Barry's Grocery was a great way to be introduced to the world of work. Previously, my only interactions with people had been through family, school, and church. Work was something altogether different. Though I was the new kid, and quite naive, I was treated kindly and with respect by all the people I worked with at Barry's. I have nothing but great memories of that experience. I worked at Barry's Grocery in the afternoons and on Saturdays (and full time during summer) all through high school.
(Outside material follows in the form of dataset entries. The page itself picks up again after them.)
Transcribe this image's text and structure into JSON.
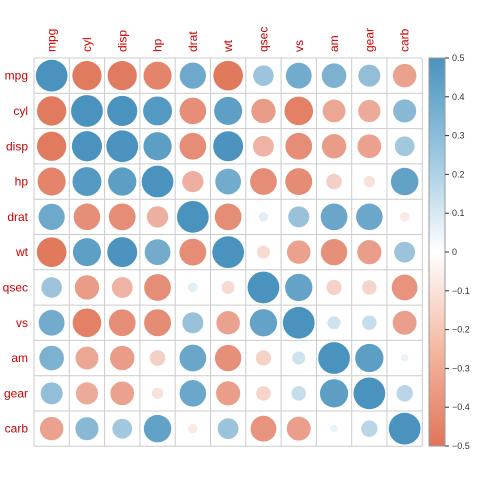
{
  "chart_data": {
    "type": "heatmap",
    "title": "",
    "variables": [
      "mpg",
      "cyl",
      "disp",
      "hp",
      "drat",
      "wt",
      "qsec",
      "vs",
      "am",
      "gear",
      "carb"
    ],
    "matrix": [
      [
        1.0,
        -0.85,
        -0.85,
        -0.78,
        0.68,
        -0.87,
        0.42,
        0.66,
        0.6,
        0.48,
        -0.55
      ],
      [
        -0.85,
        1.0,
        0.9,
        0.83,
        -0.7,
        0.78,
        -0.59,
        -0.81,
        -0.52,
        -0.49,
        0.53
      ],
      [
        -0.85,
        0.9,
        1.0,
        0.79,
        -0.71,
        0.89,
        -0.43,
        -0.71,
        -0.59,
        -0.56,
        0.39
      ],
      [
        -0.78,
        0.83,
        0.79,
        1.0,
        -0.45,
        0.66,
        -0.71,
        -0.72,
        -0.24,
        -0.13,
        0.75
      ],
      [
        0.68,
        -0.7,
        -0.71,
        -0.45,
        1.0,
        -0.71,
        0.09,
        0.44,
        0.71,
        0.7,
        -0.09
      ],
      [
        -0.87,
        0.78,
        0.89,
        0.66,
        -0.71,
        1.0,
        -0.17,
        -0.55,
        -0.69,
        -0.58,
        0.43
      ],
      [
        0.42,
        -0.59,
        -0.43,
        -0.71,
        0.09,
        -0.17,
        1.0,
        0.74,
        -0.23,
        -0.21,
        -0.66
      ],
      [
        0.66,
        -0.81,
        -0.71,
        -0.72,
        0.44,
        -0.55,
        0.74,
        1.0,
        0.17,
        0.21,
        -0.57
      ],
      [
        0.6,
        -0.52,
        -0.59,
        -0.24,
        0.71,
        -0.69,
        -0.23,
        0.17,
        1.0,
        0.79,
        0.06
      ],
      [
        0.48,
        -0.49,
        -0.56,
        -0.13,
        0.7,
        -0.58,
        -0.21,
        0.21,
        0.79,
        1.0,
        0.27
      ],
      [
        -0.55,
        0.53,
        0.39,
        0.75,
        -0.09,
        0.43,
        -0.66,
        -0.57,
        0.06,
        0.27,
        1.0
      ]
    ],
    "colorbar": {
      "range": [
        -0.5,
        0.5
      ],
      "ticks": [
        0.5,
        0.4,
        0.3,
        0.2,
        0.1,
        0,
        -0.1,
        -0.2,
        -0.3,
        -0.4,
        -0.5
      ],
      "tick_labels": [
        "0.5",
        "0.4",
        "0.3",
        "0.2",
        "0.1",
        "0",
        "−0.1",
        "−0.2",
        "−0.3",
        "−0.4",
        "−0.5"
      ]
    },
    "colors": {
      "negative": "#e07559",
      "neutral": "#ffffff",
      "positive": "#4a93be",
      "label": "#cc0000",
      "grid": "#cccccc"
    },
    "grid": true,
    "legend_position": "right"
  }
}
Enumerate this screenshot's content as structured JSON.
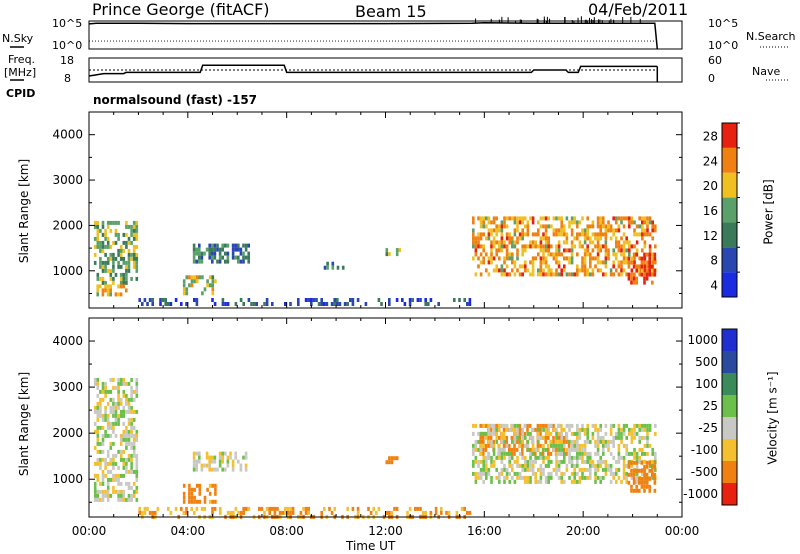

Over the years that I was there, I graduated from bag boy, and eventually got to cashier some, and was delivery boy in the Barry's Grocery red pickup truck. Delivering groceries to various homes in Hope, Arkansas, was a treat and an education. I learned about our town and its neighborhoods and its shortcuts and its tree-lined streets and those streets' potholes. I learned about the people who have their groceries delivered. And at that time, in Hope, they seemed to fall into two categories: the very well-to-do and the very poor. The well-to-do would phone in an order to be delivered, a breathy voice distractedly dictating a particular size and brand of cream cheese that was required for a cheese ball recipe. Such customers could not possibly be expected to drive the Lincoln into town and fill their own grocery lists. The other delivery customers, the poor ones, would come to Barry's Grocery and do their own grocery shopping, usually with an entourage of assorted children and grandchildren. At the end of the shopping process they would be rung up, and when it came time to pay they would use their government issued food stamps, or if it was toward the end of the month, they might put their grocery bill on a house charge until they would get enough money to come back to Barry's and pay. They would ask that their groceries be delivered, as they had no vehicle of their own. When the weather was nice, they'd walk back home and wait for the delivery. In bad weather, they'd somehow find money for a cab. Once in a while, they'd ride along in the delivery truck. Deliveries to these two different types of homes was a rich study in contrasts.
But I digress. Mr. Barry Brown died this week. It is my understanding that his sons are continuing to operate Barry's Grocery in Hope, Arkansas. I feel quite confident that Mike and Duane will honor their dad by continuing to offer something special to their customers. Mr. Brown created a culture of kindness and respect at Barry's. I will always remember him fondly.